Of all the unique efforts, we think our current choice is one of the most ambitious and tasty. Very limited quantities of Mikkeller Mexas Ranger were exported to the U.S., with only 60 cases released for the whole country earlier this year, and the remainder set aside for our members.
The first time I met Mikkel was in southern Brazil, where we (along with Tore Gynther from the Danish brewery To Øl) were each performing our own separate duties as part of a larger weekend surrounding a craft-beer festival in the city of Curitiba.

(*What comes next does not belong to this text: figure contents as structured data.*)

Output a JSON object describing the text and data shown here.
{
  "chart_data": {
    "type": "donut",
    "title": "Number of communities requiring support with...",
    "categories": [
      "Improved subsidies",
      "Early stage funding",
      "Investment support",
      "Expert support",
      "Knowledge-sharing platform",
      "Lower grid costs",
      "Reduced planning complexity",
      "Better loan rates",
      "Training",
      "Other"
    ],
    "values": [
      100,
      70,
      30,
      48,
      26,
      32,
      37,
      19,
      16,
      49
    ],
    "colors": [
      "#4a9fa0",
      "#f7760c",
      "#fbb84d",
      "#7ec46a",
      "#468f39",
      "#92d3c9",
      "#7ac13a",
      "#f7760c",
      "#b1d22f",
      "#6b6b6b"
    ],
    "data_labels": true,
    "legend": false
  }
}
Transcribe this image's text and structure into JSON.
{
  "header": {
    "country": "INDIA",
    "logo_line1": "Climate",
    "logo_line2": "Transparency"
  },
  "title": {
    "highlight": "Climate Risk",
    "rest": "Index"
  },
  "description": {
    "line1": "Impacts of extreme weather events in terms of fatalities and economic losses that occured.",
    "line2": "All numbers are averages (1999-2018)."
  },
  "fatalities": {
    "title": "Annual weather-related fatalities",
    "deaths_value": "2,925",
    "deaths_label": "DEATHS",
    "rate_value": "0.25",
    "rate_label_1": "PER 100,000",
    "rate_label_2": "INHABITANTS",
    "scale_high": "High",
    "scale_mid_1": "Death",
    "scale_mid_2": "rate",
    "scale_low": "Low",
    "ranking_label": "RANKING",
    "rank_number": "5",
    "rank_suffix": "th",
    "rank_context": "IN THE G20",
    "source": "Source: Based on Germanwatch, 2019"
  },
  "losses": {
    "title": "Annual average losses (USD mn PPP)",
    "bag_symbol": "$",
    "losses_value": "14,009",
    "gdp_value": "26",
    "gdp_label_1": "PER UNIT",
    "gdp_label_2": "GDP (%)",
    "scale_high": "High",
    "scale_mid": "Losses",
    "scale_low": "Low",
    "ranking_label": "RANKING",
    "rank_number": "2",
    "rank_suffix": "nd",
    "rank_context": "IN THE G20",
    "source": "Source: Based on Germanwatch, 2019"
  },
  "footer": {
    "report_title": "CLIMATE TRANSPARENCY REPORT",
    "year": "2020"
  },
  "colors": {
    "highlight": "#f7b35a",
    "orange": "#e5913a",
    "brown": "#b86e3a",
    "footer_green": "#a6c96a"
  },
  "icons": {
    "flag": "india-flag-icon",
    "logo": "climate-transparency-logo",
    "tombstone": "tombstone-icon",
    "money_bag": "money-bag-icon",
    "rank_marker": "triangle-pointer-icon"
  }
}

Subsequent days would find us on a boat headed to the idyllic Ilha do Mel (“Honey Island”) with a local brewer, and then in the public markets searching for brew-worthy Amazonian fruit—but it was early on in the trip that I asked Mikkel about his previous employment, and how he and Tore had first met.
Before Mikkeller existed, Mikkel was teaching physics and math at a Danish primary school. And before To Øl existed, Tore and co-founder Tobias Emil Jensen were Mikkel’s students. After discussing the dismal state of their country’s brewing scene, they tried to convince the school’s administrators to buy them brewing equipment—in the name of science, of course. Because their high school was apparently infinitely cooler than my own, it happily consented.
The three were also granted use of the school’s kitchen, though it often wasn’t available until around ten o’clock at night. So before Mikkeller and To Øl existed, before Mikkeller had its distribution network encompassing over 40 countries (including Brazil!), before Mikkel had become part owner of To Øl to work with his former students and support a major brewery expansion—well before any of these things—the three would brew in their school’s kitchen until 6am, fantasize about a different Danish beer scene, and then head straight back to class.